Direito com dignidade: comissão aprova parecer de Daniela Reinehr ao PL 739/2024 e avança na desburocratização para pessoas com deficiência

Deputada Federal Daniela Reinehr (PL-SC) - Foto: divulgação/Agência Câmara de Notícias
Deputada Federal Daniela Reinehr (PL-SC) - Foto: divulgação/Agência Câmara de Notícias

Brasília – A Comissão de Defesa dos Direitos das Pessoas com Deficiência (CPD) da Câmara dos Deputados aprovou, nesta semana, o parecer da Deputada Federal Daniela Reinehr (PL-SC) ao Projeto de Lei 739/2024, que altera o Estatuto da Pessoa com Deficiência (Lei nº 13.146/2015) para autorizar o uso dos dados do Cadastro Inclusão como meio de acesso direto a direitos assegurados em lei e em atos normativos, sem a exigência de produção de novas provas.

O objetivo do projeto é claro: acabar com a repetição injusta e exaustiva de laudos, perícias e documentos, que muitas vezes dificultam ou impedem o acesso da pessoa com deficiência a benefícios sociais, políticas públicas e garantias fundamentais já previstas na legislação brasileira.

“É inadmissível que uma mesma pessoa precise comprovar sua deficiência diversas vezes para ter acesso aos seus direitos.
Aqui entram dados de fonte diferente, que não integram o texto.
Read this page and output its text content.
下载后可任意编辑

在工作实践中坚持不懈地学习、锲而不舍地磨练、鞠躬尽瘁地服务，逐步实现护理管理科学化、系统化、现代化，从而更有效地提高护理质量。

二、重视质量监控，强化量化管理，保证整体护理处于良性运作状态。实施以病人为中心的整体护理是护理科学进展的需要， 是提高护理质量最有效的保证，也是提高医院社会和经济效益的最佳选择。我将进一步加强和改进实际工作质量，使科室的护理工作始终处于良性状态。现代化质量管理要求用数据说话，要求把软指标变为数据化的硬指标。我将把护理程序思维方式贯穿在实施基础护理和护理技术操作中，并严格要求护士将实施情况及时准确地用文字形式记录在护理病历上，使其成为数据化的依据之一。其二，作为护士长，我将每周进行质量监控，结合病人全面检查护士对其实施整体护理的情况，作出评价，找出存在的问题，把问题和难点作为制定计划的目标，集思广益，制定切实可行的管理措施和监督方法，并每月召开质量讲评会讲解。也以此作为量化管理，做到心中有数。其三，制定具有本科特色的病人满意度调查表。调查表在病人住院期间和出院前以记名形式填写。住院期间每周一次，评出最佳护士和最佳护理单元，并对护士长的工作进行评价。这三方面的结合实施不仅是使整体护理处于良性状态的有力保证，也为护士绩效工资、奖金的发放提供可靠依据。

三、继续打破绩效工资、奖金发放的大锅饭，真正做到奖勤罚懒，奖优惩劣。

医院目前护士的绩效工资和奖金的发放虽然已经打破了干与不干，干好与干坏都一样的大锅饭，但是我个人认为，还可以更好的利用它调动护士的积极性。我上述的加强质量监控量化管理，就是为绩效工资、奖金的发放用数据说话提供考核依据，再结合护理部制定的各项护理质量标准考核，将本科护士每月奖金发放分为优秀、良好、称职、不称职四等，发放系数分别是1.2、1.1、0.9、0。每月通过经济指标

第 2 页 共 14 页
O Estado já reconhece sua condição por meio do Cadastro Inclusão — e isso deve ser suficiente. Estamos falando de dignidade, de respeito e de justiça social. Com este projeto, queremos romper com a lógica da desconfiança e abrir caminho para uma nova postura de confiança, acolhimento e efetividade”,

afirmou a Deputada Daniela Reinehr (PL-SC), autora do parecer aprovado.

Empoderamento e cidadania

O Cadastro Inclusão, previsto no Estatuto da Pessoa com Deficiência, é um banco de dados oficial que reúne informações padronizadas sobre pessoas com deficiência no Brasil. Ao reconhecer seu valor probatório, o PL 739/2024 transforma o cadastro em instrumento prático de cidadania, reduzindo a burocracia e combatendo a exclusão administrativa.
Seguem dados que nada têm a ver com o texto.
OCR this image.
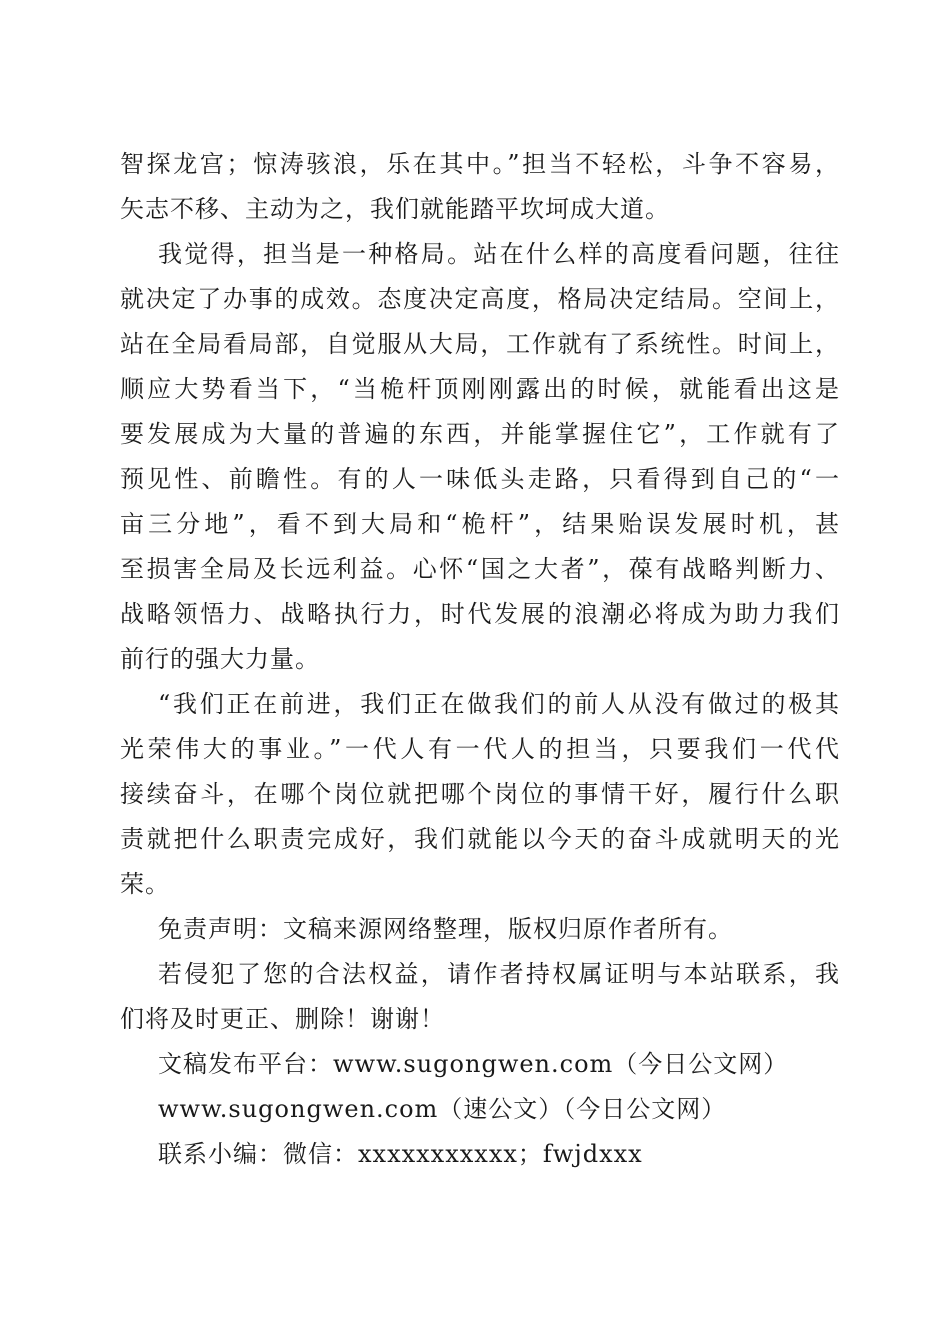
智探龙宫；惊涛骇浪，乐在其中。”担当不轻松，斗争不容易，
矢志不移、主动为之，我们就能踏平坎坷成大道。
我觉得，担当是一种格局。站在什么样的高度看问题，往往
就决定了办事的成效。态度决定高度，格局决定结局。空间上，
站在全局看局部，自觉服从大局，工作就有了系统性。时间上，
顺应大势看当下，“当桅杆顶刚刚露出的时候，就能看出这是
要发展成为大量的普遍的东西，并能掌握住它”，工作就有了
预见性、前瞻性。有的人一味低头走路，只看得到自己的“一
亩三分地”，看不到大局和“桅杆”，结果贻误发展时机，甚
至损害全局及长远利益。心怀“国之大者”，葆有战略判断力、
战略领悟力、战略执行力，时代发展的浪潮必将成为助力我们
前行的强大力量。
“我们正在前进，我们正在做我们的前人从没有做过的极其
光荣伟大的事业。”一代人有一代人的担当，只要我们一代代
接续奋斗，在哪个岗位就把哪个岗位的事情干好，履行什么职
责就把什么职责完成好，我们就能以今天的奋斗成就明天的光
荣。
免责声明：文稿来源网络整理，版权归原作者所有。
若侵犯了您的合法权益，请作者持权属证明与本站联系，我
们将及时更正、删除！谢谢！
文稿发布平台：www.sugongwen.com（今日公文网）
www.sugongwen.com（速公文）（今日公文网）
联系小编：微信：xxxxxxxxxxx；fwjdxxx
A proposta também fortalece o papel do Estado como agente facilitador, e não como obstáculo ao exercício de direitos. Trata-se de uma medida que se alinha à Convenção Internacional sobre os Direitos das Pessoas com Deficiência da ONU, da qual o Brasil é signatário, e ao próprio princípio da dignidade da pessoa humana.

Próximos passos

O Projeto de Lei segue agora para análise, em caráter conclusivo, na Comissão de Constituição e Justiça e de Cidadania (CCJC). Caso seja aprovado, irá diretamente à sanção presidencial — sem necessidade de votação em plenário.